The test results of AUC values with RF, NN, SVM, LR and Ensemble models are shown in Table 4. We observe the improvement of the AUC values after adding the dynamic features within different time intervals for different types of crime event. While the prediction performance varies based on the type of crime event and time interval for most of the prediction models, the RF shows the consistent improvement of AUC values after adding the dynamic features. In specific, with RF within different time intervals, the AUC values increase up to 4% after considering the dynamic features for Theft, 4% for Drug Offence, 16% for Assault, 2% for Fraud, and 6% for Unlawful Entry. No improvement has been observed for Traffic Related Offence. The test results verify that the dynamic features are significant to predict different types of crime event except for Traffic Related Offence. Interestingly, RF also possesses the best AUC values for all types of crime event within different time intervals. RF algorithm is consistent and adapts to sparsity.
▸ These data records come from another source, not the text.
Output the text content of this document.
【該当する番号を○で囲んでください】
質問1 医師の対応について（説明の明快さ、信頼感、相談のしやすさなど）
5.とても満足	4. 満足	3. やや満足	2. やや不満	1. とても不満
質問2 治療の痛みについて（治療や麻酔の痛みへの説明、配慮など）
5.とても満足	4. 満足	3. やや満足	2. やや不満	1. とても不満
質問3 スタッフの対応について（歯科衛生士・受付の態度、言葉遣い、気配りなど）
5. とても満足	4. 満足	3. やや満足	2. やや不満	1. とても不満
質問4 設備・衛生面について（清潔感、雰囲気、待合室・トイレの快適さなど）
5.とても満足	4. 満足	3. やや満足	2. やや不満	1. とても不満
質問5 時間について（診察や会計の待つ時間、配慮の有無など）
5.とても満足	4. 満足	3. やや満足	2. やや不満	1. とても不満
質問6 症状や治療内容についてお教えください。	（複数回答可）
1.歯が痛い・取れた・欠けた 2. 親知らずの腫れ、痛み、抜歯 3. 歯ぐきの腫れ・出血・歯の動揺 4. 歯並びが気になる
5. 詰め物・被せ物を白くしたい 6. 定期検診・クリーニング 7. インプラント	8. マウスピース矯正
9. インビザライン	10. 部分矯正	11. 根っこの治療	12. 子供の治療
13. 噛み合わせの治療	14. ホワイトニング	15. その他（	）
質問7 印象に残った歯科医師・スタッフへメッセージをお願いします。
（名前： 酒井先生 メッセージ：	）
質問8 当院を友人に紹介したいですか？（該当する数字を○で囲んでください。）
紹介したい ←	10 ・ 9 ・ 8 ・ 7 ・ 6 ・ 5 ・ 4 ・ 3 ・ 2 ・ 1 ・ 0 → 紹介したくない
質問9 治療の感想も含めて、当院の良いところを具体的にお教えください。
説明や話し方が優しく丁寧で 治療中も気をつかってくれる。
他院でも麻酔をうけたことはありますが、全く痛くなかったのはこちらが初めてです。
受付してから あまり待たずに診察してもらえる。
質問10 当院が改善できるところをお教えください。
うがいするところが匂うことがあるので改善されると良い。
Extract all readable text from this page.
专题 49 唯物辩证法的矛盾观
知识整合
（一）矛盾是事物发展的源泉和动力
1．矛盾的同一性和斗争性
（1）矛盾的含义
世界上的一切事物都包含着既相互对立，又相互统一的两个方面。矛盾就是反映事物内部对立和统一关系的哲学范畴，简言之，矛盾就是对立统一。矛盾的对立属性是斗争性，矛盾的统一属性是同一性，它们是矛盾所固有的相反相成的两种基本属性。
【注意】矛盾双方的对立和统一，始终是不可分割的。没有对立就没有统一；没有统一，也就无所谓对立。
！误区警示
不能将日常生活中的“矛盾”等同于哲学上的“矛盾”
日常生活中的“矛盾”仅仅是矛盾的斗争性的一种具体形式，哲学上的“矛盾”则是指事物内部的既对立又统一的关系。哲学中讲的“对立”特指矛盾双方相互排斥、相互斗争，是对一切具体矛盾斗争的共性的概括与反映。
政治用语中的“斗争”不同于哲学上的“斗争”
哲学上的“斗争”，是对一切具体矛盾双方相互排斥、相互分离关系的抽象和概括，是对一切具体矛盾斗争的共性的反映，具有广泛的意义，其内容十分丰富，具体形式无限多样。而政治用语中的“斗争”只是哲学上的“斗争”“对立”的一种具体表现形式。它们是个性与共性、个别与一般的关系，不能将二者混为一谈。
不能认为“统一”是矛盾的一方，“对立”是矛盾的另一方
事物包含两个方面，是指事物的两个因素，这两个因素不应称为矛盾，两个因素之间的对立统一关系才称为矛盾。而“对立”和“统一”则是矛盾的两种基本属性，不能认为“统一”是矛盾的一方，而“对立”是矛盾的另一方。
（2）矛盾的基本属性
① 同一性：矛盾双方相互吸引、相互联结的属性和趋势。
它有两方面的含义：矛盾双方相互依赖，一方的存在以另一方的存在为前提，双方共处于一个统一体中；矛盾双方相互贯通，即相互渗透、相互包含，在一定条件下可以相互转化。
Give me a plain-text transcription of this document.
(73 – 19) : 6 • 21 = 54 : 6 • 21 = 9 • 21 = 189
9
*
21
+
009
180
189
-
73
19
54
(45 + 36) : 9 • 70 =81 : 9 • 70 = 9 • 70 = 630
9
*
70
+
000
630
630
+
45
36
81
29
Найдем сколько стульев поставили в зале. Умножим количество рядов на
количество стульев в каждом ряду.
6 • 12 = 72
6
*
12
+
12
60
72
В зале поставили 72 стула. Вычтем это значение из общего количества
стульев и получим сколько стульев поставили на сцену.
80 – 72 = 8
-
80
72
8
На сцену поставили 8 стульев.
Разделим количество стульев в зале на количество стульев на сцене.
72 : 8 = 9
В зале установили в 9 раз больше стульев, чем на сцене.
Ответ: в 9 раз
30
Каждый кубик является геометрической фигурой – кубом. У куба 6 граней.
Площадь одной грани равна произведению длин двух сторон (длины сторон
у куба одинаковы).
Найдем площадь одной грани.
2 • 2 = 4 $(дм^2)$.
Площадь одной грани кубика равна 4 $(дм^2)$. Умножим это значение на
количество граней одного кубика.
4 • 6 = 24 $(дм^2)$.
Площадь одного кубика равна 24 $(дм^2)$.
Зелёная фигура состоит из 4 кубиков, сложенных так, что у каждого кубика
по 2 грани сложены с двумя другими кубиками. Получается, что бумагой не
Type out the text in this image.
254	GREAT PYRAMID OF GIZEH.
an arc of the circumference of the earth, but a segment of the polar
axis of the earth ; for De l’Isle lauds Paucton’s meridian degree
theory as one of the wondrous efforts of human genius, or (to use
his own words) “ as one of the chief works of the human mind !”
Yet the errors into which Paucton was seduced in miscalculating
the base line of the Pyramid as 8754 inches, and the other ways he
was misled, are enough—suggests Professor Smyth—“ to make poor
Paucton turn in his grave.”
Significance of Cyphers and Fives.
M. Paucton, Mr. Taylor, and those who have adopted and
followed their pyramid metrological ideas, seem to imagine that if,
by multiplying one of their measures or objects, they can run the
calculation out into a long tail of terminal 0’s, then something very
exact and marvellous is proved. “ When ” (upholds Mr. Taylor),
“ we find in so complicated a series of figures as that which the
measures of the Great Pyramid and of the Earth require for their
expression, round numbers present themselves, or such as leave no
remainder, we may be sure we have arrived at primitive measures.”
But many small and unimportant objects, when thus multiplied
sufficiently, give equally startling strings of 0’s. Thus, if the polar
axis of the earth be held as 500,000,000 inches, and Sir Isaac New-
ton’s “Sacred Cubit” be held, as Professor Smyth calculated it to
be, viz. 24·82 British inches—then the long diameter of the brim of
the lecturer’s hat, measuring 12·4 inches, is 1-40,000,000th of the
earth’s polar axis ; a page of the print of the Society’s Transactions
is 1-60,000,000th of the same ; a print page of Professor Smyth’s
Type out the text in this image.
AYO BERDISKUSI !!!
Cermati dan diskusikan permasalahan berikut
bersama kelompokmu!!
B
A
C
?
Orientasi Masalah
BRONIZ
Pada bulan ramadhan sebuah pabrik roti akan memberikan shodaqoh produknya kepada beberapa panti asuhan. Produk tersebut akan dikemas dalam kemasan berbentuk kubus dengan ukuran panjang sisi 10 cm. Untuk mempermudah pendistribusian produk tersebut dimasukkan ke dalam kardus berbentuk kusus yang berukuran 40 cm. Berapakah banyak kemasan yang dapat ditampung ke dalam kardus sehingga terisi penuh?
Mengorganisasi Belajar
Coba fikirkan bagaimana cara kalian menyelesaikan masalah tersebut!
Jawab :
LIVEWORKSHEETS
The convergence rate of the algorithm depends on only the strong features and hence, it is independent on the noise variables in the model [52]. For further evaluation, we report Accuracy% and F-1 score% with RF model in Table 5. We observe that the models with dynamic features yield better Accuracy% and F-1 score% than the models without dynamic features within different time intervals for different types of crime events.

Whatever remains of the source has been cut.